Mauritanie :les malversations portent sur 41 milliards d’ouguiyas: les «pressions tribales» triompheront-elles de la justice ?

 Dakar,30 OCTOBRE  2025(JVFE)-Avec 41 milliards d’ouguiyas d’irrégularités et 30 hauts responsables limogés, la Mauritanie nettoie-t-elle en surface ou prépare-t-elle une chasse aux corrupteurs à la hauteur des enjeux ?

Un rapport de la Cour des Comptes, transmis au président Mohamed Cheikh El Ghazouani, la semaine dernière, anime les débats en Mauritanie depuis plusieurs jours.

Ce document, portant sur l’exécution du budget de l’Etat des années 2022 et 2023, relève de nombreuses irrégularités allant des fautes de gestion à des actes de prévarication, passibles de poursuites pénales.

Une trentaine de hauts responsables ont été limogés à la suite d’un conseil des ministres spécial tenu le 21 octobre. Le président de la République a affirmé sa détermination à n’épargner personne parmi les responsables de ces malversations, «aucune personne, quelle que soit sa position, n’échappera à la sanction» avait-il averti.

Selon des informations obtenues par des sources proches du dossier et relayées par le média Al-Akhbar, cette opération fait suite à des instructions claires du président Mohamed Ould Cheikh El Ghazouani, qui a exigé l’application stricte des recommandations des corps de contrôle et d’inspection de l’État. Cette prise de position s’inscrit dans la continuité de sa réaction à la publication du rapport 2022-2023 de la Cour des comptes, lequel révélait un détournement estimé à plus de 410 milliards d’ouguiyas, soit environ un milliard de dollars. Face à ce scandale d’ampleur inédite, le président avait déjà affirmé que « personne ne serait au-dessus de la loi », appelant les institutions de contrôle à exercer pleinement leurs prérogatives.

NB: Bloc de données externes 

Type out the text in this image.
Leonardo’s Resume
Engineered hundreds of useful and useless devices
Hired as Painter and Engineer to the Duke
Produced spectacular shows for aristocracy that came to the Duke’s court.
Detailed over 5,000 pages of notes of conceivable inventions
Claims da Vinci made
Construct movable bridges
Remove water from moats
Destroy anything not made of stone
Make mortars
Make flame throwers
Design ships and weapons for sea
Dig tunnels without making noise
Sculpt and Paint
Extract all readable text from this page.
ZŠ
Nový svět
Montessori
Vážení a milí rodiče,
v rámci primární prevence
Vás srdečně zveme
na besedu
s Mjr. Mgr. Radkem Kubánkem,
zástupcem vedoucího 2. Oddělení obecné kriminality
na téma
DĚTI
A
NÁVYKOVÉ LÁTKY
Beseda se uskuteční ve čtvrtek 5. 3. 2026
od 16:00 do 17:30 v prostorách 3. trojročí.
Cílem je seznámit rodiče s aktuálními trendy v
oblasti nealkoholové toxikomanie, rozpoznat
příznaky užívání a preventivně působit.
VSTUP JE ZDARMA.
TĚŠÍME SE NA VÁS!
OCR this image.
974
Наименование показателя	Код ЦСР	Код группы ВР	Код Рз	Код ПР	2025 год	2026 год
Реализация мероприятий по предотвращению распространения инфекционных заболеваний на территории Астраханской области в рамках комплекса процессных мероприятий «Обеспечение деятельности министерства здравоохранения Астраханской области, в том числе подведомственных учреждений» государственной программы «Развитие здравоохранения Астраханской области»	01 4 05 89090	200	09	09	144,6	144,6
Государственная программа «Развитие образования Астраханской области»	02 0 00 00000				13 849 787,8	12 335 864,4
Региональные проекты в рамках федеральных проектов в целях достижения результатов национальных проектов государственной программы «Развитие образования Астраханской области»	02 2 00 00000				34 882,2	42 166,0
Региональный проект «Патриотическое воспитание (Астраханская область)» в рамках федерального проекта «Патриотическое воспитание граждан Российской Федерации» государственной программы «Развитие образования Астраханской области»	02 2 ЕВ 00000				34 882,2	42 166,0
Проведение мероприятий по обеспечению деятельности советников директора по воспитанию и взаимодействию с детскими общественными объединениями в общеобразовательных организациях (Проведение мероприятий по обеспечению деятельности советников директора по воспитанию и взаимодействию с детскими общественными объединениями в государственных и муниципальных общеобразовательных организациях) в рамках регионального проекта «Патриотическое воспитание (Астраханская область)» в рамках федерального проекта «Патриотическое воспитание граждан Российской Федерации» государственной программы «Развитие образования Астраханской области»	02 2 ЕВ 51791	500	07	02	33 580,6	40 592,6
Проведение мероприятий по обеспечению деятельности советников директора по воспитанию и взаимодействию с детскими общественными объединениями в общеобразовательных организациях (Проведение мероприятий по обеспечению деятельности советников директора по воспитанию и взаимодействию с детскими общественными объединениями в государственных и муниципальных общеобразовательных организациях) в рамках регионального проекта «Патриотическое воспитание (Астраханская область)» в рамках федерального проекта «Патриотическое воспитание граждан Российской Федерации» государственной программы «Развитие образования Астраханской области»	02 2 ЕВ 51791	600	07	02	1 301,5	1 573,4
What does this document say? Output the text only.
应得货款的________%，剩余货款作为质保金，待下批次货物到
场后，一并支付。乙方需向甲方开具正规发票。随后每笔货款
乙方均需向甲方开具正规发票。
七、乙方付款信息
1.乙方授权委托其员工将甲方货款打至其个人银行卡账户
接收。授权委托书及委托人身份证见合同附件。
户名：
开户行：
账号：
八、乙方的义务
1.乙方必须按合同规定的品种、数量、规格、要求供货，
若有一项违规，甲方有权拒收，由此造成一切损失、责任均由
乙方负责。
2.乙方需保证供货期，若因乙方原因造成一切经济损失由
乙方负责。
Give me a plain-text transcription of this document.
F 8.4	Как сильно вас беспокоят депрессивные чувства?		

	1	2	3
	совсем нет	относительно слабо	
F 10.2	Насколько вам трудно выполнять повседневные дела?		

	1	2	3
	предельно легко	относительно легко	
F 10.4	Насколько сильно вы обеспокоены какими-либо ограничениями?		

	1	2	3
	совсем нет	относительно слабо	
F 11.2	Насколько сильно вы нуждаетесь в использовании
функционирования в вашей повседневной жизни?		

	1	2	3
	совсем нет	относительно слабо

Mohamed Mahmoud Tolba, Transparency Mauritanie, apprécie le principe de la reddition des comptes «c’est une bonne nouvelle. Mais il faut aller au-delà des deux exercices, objets de ce rapport et des quatre départements impliqués dans ces enquêtes».

Derrière le montant de 41 milliards d’ouguiyas (soit plus de 860 millions d’euros), relevé par le document de la Cour des Comptes, pourraient se cacher d’autres cafards encore plus importants dans des secteurs non contrôlés.

Heiba ould Sidaty, directeur de la publication d’Al Akhbar axe sa grille d’analyse sur les suites à donner à cette affaire «le gouvernement fait face à deux grands défis contradictoires, aller jusqu’au bout de l’affaire pour satisfaire les revendications de l’opinion. Ou céder devant la pression de forces politiques et tribales, attachées à une tradition fortement ancrées dans la société».